It helps that the industry reacted quickly. The Direct Marketing Association issued guidelines for its members, the U.S. Postal Service formed a task force and the Magazine Publishers of America released secure-mailing recommendations.
But individual marketers and agencies did not stand idly by. Devon Direct Euro RSCG began putting together a Web site, available to all DMA members, enabling consumers to check the veracity of mailings they receive. Marketers such as Procter & Gamble Co. and Nissan North America, at considerable expense, pulled some innocent programs that, in the light of the anthrax news, could conceivably unnerve consumers. Cox Target Media, which mails Val-Pak coupon envelopes, committed to an extra $50,000 a year for special sealant to discourage tampering. Undoubtedly, more such measures will come to light in the days ahead.
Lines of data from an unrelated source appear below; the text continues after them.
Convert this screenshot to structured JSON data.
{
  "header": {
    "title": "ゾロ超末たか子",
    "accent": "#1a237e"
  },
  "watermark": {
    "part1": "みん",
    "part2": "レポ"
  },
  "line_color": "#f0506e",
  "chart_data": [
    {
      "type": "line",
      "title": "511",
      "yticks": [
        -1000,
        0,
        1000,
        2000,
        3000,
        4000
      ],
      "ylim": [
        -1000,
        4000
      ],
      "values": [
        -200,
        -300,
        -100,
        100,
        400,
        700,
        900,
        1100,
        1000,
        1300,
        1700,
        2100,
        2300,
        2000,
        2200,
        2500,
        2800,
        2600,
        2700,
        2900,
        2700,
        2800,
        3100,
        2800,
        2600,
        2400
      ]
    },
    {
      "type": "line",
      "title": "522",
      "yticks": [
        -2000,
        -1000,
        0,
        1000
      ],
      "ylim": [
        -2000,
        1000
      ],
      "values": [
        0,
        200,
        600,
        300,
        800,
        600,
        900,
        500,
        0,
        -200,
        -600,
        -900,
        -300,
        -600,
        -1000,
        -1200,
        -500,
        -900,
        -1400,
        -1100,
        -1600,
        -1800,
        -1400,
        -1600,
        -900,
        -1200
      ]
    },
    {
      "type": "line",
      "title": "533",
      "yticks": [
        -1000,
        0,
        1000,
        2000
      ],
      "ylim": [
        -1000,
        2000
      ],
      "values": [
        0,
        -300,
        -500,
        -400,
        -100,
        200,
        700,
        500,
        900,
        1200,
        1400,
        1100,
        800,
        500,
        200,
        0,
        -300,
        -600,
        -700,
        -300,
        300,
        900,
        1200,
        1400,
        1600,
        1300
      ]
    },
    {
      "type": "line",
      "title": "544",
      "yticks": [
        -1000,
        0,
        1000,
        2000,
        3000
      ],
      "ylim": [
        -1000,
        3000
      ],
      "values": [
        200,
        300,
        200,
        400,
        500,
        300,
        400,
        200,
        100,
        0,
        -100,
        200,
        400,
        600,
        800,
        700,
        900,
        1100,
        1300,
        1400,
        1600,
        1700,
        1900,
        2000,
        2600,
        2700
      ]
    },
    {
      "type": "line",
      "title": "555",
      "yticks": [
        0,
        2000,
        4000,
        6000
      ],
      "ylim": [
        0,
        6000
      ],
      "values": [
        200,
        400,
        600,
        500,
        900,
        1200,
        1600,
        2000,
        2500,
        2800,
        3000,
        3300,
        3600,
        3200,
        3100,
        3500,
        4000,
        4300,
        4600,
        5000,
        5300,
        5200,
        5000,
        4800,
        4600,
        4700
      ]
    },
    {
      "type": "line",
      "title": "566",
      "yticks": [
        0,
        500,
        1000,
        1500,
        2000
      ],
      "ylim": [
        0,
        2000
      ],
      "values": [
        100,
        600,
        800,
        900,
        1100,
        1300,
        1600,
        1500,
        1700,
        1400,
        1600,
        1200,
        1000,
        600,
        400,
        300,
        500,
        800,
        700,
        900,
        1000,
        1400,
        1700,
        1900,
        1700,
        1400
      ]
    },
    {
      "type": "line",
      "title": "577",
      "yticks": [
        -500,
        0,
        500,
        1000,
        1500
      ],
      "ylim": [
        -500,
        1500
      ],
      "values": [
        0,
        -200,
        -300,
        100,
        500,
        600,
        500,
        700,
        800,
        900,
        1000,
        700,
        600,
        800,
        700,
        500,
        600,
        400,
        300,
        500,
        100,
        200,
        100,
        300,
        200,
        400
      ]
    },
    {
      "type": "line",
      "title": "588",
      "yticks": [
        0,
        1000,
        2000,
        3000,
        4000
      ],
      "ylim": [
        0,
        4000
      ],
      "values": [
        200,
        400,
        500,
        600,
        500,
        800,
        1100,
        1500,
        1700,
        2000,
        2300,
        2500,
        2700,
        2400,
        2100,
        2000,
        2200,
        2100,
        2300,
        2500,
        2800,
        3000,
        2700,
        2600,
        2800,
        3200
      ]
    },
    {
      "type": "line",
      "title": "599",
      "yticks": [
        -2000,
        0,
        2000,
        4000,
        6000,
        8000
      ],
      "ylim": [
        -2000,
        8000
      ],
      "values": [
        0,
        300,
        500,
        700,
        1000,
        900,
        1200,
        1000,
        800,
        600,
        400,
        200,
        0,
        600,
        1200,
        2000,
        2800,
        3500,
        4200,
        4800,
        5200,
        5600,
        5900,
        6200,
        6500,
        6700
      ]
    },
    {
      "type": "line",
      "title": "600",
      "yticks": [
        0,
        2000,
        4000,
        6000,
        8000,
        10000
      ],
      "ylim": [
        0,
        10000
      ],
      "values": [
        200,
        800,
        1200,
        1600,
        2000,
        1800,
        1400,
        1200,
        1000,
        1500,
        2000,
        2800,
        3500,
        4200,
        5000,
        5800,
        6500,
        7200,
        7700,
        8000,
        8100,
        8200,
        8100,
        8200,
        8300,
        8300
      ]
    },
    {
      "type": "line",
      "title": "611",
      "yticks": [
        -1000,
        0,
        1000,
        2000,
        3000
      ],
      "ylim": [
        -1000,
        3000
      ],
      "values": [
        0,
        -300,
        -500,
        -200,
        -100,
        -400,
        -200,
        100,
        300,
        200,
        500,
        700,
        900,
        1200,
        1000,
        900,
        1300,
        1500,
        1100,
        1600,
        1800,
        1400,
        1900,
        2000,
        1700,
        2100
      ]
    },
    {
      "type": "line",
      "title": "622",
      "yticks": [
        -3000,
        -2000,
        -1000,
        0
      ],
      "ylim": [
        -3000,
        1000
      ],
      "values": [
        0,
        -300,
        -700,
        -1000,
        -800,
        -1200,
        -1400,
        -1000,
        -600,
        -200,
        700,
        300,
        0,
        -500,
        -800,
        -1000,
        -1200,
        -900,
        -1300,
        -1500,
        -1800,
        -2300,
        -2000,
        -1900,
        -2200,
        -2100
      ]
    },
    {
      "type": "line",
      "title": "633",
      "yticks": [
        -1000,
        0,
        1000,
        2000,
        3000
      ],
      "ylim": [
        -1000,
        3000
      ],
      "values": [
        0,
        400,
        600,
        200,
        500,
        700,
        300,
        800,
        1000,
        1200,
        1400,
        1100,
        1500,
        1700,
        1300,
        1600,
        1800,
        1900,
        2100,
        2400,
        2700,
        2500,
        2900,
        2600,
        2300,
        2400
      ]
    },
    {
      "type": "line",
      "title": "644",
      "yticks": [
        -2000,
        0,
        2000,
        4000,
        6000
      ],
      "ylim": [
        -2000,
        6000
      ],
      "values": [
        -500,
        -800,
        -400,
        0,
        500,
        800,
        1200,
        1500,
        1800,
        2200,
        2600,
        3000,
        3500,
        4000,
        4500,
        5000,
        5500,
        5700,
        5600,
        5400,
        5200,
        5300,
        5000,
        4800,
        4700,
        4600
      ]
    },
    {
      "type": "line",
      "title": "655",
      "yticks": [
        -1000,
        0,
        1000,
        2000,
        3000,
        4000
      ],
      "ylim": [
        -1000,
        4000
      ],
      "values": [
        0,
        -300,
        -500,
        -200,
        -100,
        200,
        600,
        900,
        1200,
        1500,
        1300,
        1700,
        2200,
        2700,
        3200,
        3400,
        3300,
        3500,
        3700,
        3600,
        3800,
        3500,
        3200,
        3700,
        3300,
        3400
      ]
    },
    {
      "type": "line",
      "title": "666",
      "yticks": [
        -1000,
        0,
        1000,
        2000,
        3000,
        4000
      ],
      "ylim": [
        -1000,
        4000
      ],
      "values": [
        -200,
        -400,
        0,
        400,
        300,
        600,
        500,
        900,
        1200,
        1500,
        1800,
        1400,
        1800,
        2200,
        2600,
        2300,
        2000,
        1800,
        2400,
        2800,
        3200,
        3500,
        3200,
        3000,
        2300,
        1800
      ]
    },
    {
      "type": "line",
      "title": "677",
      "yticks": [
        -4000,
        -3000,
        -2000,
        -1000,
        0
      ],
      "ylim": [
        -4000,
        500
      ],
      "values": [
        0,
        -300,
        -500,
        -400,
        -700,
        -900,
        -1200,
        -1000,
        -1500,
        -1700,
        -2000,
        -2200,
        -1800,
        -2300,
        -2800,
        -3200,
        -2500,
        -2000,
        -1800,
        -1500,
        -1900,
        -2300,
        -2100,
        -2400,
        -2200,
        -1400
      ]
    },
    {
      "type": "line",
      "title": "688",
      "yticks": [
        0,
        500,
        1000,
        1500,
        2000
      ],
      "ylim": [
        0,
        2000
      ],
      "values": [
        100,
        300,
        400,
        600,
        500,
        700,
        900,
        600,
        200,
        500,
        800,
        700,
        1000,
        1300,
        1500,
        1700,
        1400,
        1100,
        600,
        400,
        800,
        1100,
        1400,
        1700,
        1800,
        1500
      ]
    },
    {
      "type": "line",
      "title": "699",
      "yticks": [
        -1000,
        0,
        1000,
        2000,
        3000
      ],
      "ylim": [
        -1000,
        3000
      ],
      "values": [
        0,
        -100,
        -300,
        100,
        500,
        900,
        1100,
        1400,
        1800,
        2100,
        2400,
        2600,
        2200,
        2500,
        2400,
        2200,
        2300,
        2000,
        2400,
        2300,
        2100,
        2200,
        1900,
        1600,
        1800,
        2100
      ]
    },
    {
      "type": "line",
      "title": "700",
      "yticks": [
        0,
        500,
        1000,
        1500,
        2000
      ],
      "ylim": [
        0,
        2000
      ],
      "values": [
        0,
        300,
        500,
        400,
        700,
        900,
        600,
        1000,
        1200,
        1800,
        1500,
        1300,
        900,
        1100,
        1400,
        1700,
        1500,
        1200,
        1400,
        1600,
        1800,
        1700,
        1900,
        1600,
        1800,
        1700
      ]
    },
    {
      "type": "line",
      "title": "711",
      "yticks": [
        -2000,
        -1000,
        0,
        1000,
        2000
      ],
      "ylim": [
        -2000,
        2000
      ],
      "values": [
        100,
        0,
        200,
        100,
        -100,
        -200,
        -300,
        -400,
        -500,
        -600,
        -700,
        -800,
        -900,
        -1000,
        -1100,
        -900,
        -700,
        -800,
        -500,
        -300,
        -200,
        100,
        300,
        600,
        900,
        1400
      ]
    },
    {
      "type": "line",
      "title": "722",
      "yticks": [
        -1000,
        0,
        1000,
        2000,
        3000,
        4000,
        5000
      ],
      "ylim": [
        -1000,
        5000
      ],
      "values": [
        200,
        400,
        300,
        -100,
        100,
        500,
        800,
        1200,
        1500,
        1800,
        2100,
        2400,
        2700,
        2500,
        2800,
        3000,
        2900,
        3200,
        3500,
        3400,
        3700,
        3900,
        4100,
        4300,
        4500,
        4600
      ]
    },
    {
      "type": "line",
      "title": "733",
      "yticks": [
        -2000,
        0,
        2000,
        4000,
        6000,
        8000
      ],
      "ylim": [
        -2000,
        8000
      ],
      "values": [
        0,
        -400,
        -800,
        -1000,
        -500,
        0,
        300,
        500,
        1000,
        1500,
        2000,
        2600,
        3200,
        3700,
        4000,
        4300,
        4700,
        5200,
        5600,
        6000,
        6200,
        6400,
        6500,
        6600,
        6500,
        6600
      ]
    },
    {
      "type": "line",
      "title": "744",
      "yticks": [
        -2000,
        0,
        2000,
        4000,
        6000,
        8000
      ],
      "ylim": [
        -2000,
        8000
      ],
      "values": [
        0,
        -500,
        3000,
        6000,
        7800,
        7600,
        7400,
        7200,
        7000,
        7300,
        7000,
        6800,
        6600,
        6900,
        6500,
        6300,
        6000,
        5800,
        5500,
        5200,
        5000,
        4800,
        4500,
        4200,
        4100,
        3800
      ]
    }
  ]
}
With nearly all forms of mail falling under at least some suspicion, those marketers that rely on tricks and ploys to entice consumers to open solicitations will be the most vulnerable. The more familiar companies and direct-mail brands are in a vastly better position to weather the scare. Direct marketers are, after all, in the relationship business. Consumers have learned over the years to trust Carol Wright, Lands' End, Columbia House and other old friends in the mailbox.
Marketers that have established the best relationships with consumers and that adapt to keep the faith-even if it ultimately means investing in expensive tamper-resistant packaging during a tough economic year-are the ones that will continue to keep the public trust.